The Geometry of Reasoning: Flowing Logics in Representation Space
Yufa Zhou, Yixiao Wang, Xunjian Yin, Shuyan Zhou, Anru R. Zhang
TL;DR
The paper introduces a differential-geometric framework for understanding LLM reasoning as smooth flows in the embedding space $\mathcal{R}$, with logic acting as a local controller of flow velocity. By separating logical structure from semantic carriers via a concept space $\mathcal{C}$ and a canonical alignment between semantic and representation trajectories, it provides formal definitions and tools to analyze reasoning dynamics. Empirical results on a controlled dataset show that velocity and curvature invariants align with the same logical skeleton across topics and languages, validating the claim that logic governs reasoning flows beyond surface semantics. The work offers a conceptual foundation and practical tools for interpretability, steering, and analysis of LLM reasoning, with implications for retrieval, alignment, and architecture design that parameterize latent flows.
Abstract
We study how large language models (LLMs) ``think'' through their representation space.
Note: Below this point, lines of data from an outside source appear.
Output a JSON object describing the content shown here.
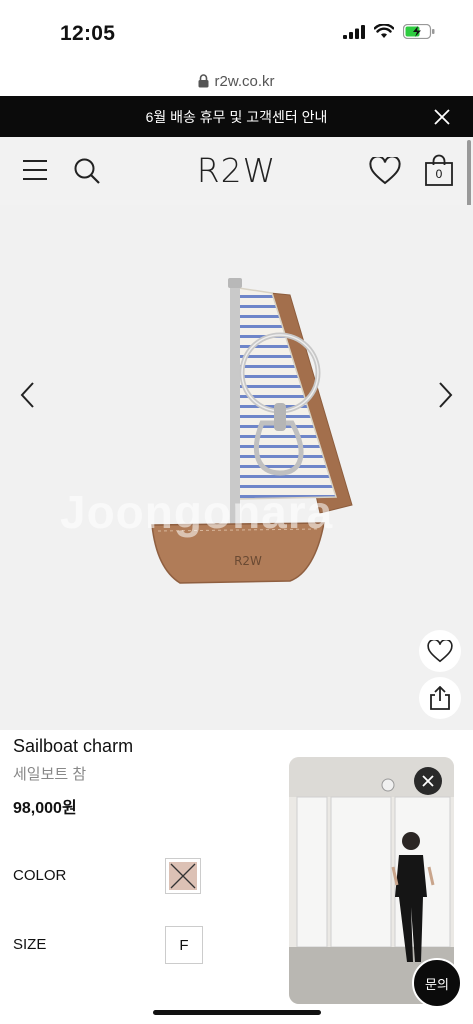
{
  "status_bar": {
    "time": "12:05"
  },
  "browser": {
    "url": "r2w.co.kr"
  },
  "announcement": {
    "text": "6월 배송 휴무 및 고객센터 안내"
  },
  "header": {
    "brand": "R2W",
    "cart_count": "0"
  },
  "hero": {
    "watermark": "Joongonara",
    "boat_logo": "R2W"
  },
  "product": {
    "name": "Sailboat charm",
    "name_ko": "세일보트 참",
    "price": "98,000원"
  },
  "options": {
    "color_label": "COLOR",
    "size_label": "SIZE",
    "size_value": "F"
  },
  "inquiry": {
    "label": "문의"
  },
  "colors": {
    "announce_bg": "#0b0b0b",
    "header_bg": "#f2f2f2",
    "swatch": "#dcc1b5"
  }
}
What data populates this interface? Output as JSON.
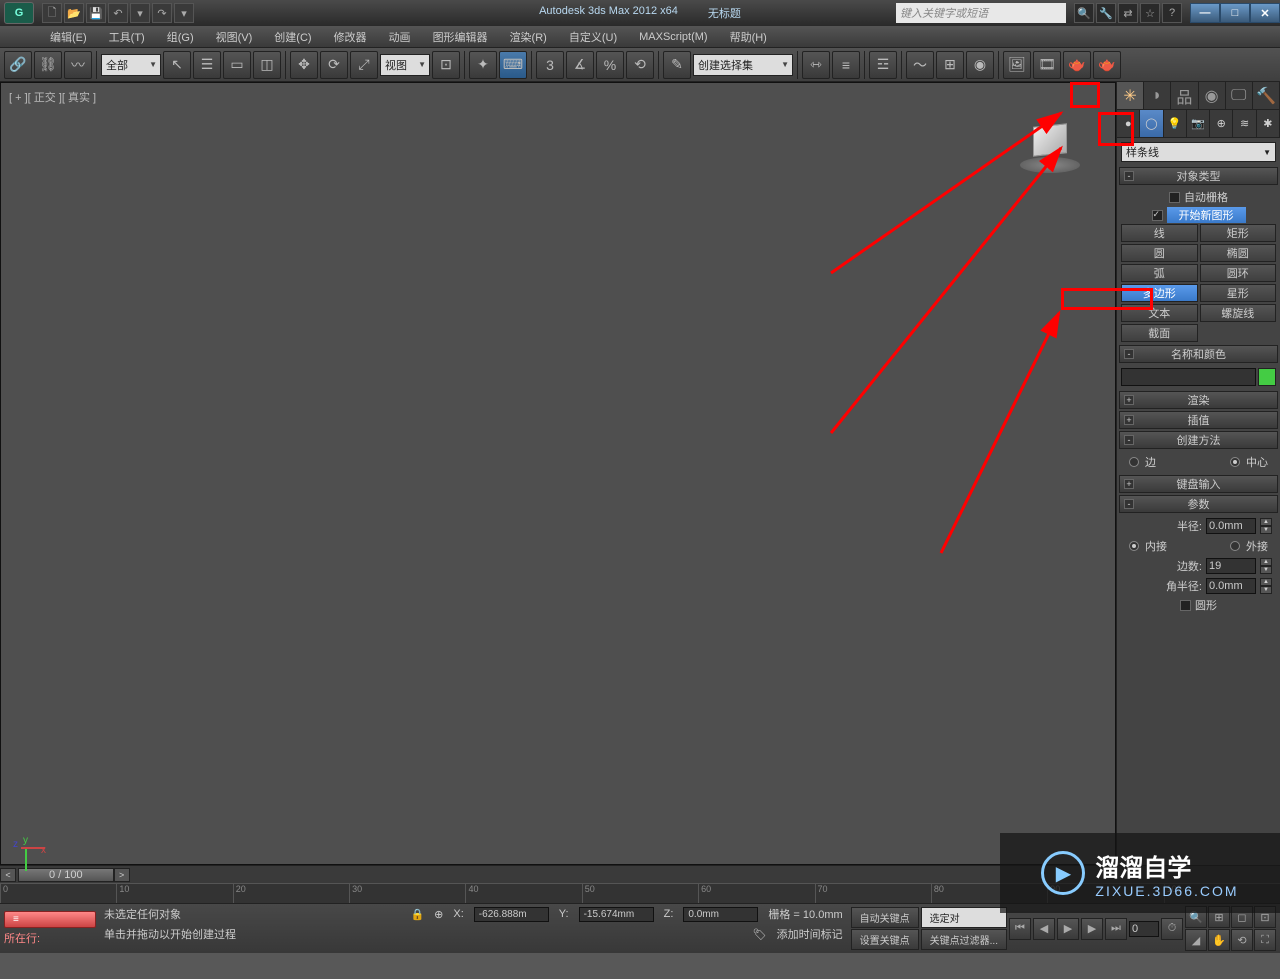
{
  "title": {
    "app": "Autodesk 3ds Max 2012 x64",
    "doc": "无标题"
  },
  "search_placeholder": "键入关键字或短语",
  "menu": [
    "编辑(E)",
    "工具(T)",
    "组(G)",
    "视图(V)",
    "创建(C)",
    "修改器",
    "动画",
    "图形编辑器",
    "渲染(R)",
    "自定义(U)",
    "MAXScript(M)",
    "帮助(H)"
  ],
  "toolbar": {
    "filter": "全部",
    "viewsel": "视图",
    "named_sel": "创建选择集"
  },
  "viewport_label": "[ + ][ 正交 ][ 真实 ]",
  "cmd": {
    "dropdown": "样条线",
    "rollout_object": "对象类型",
    "autogrid": "自动栅格",
    "newshape": "开始新图形",
    "buttons": [
      [
        "线",
        "矩形"
      ],
      [
        "圆",
        "椭圆"
      ],
      [
        "弧",
        "圆环"
      ],
      [
        "多边形",
        "星形"
      ],
      [
        "文本",
        "螺旋线"
      ],
      [
        "截面",
        ""
      ]
    ],
    "selected": "多边形",
    "rollout_name": "名称和颜色",
    "rollout_render": "渲染",
    "rollout_interp": "插值",
    "rollout_create": "创建方法",
    "create_edge": "边",
    "create_center": "中心",
    "rollout_keyboard": "键盘输入",
    "rollout_params": "参数",
    "radius_l": "半径:",
    "radius_v": "0.0mm",
    "inscribed": "内接",
    "circum": "外接",
    "sides_l": "边数:",
    "sides_v": "19",
    "corner_l": "角半径:",
    "corner_v": "0.0mm",
    "circular": "圆形"
  },
  "timeslider": "0 / 100",
  "status": {
    "script_label": "所在行:",
    "none_selected": "未选定任何对象",
    "prompt": "单击并拖动以开始创建过程",
    "x": "-626.888m",
    "y": "-15.674mm",
    "z": "0.0mm",
    "grid": "栅格 = 10.0mm",
    "add_time": "添加时间标记",
    "autokey": "自动关键点",
    "setkey": "设置关键点",
    "selobj": "选定对",
    "keyfilter": "关键点过滤器..."
  },
  "watermark": {
    "brand": "溜溜自学",
    "url": "ZIXUE.3D66.COM"
  }
}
We propose a novel geometric framework that models an LLM's reasoning as flows -- embedding trajectories evolving where logic goes. We disentangle logical structure from semantics by employing the same natural deduction propositions with varied semantic carriers, allowing us to test whether LLMs internalize logic beyond surface form. This perspective connects reasoning with geometric quantities such as position, velocity, and curvature, enabling formal analysis in representation and concept spaces. Our theory establishes: (1) LLM reasoning corresponds to smooth flows in representation space, and (2) logical statements act as local controllers of these flows' velocities. Using learned representation proxies, we design controlled experiments to visualize and quantify reasoning flows, providing empirical validation of our theoretical framework. Our work serves as both a conceptual foundation and practical tools for studying reasoning phenomenon, offering a new lens for interpretability and formal analysis of LLMs' behavior.